Route information
- Length: 13 mi (21 km)

Major junctions
- From: Sankey Bridges, Warrington (A57) 53°24′12″N 2°34′24″W﻿ / ﻿53.4032°N 2.5734°W
- M62 A57 A49 A50 A580
- To: Butts Bridge, Leigh (A572) 53°29′32″N 2°29′57″W﻿ / ﻿53.4921°N 2.4991°W

Location
- Country: United Kingdom
- Constituent country: England

Road network
- Roads in the United Kingdom; Motorways; A and B road zones;

= A574 road =

Road in England

The A574 is a road in England, running through the borough of Warrington before terminating at the end of Butts Bridge in Leigh. The route covers a distance of approximately 13 mi and links Warrington town centre with the outer suburbs of Birchwood and Sankey.

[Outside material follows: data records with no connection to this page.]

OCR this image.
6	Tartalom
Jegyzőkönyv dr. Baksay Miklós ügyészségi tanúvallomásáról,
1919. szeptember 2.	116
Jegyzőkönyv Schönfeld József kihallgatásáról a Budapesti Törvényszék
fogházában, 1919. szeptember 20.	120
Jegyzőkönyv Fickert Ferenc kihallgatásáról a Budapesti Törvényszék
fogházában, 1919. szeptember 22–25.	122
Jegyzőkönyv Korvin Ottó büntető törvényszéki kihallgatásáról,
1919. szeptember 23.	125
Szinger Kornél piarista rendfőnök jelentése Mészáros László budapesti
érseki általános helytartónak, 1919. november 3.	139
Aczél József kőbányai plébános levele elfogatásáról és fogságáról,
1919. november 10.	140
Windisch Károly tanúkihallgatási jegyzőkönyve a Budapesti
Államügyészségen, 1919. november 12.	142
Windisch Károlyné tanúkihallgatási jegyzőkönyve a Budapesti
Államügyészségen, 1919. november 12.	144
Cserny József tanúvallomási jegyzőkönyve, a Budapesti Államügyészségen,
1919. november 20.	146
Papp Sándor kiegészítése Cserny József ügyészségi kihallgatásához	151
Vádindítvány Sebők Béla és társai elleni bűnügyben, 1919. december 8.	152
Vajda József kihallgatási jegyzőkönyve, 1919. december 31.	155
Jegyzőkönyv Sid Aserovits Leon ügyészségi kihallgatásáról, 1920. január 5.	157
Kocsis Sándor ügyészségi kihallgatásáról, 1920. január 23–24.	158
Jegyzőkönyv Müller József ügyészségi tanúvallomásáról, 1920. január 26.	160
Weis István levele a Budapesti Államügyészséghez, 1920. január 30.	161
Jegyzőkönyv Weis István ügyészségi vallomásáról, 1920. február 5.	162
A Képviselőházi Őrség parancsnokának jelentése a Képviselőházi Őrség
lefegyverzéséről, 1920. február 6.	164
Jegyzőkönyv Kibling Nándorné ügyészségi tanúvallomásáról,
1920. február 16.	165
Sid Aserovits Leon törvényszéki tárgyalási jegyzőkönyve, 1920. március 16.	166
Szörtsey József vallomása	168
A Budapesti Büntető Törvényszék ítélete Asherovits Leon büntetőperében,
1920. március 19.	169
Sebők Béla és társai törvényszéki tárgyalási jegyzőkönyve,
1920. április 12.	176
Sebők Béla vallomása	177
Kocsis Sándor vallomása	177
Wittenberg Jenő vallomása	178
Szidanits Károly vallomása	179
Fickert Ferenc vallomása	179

The road passes through the following districts of Warrington and Leigh (in route order):
- Sankey Bridges (Start of route)
- Old Hall
- Westbrook
- Callands
- Longford
- Orford
- Padgate
- Longbarn
- Birchwood
- Locking Stumps
- Risley
- Culcheth
- Glazebury
- Hope Carr (End of route)

Being in the new part of Warrington, the road is renowned for its numerous roundabouts—26 in all, the first one less than 1/2 mi from the start and the last about 1 mi from the terminus.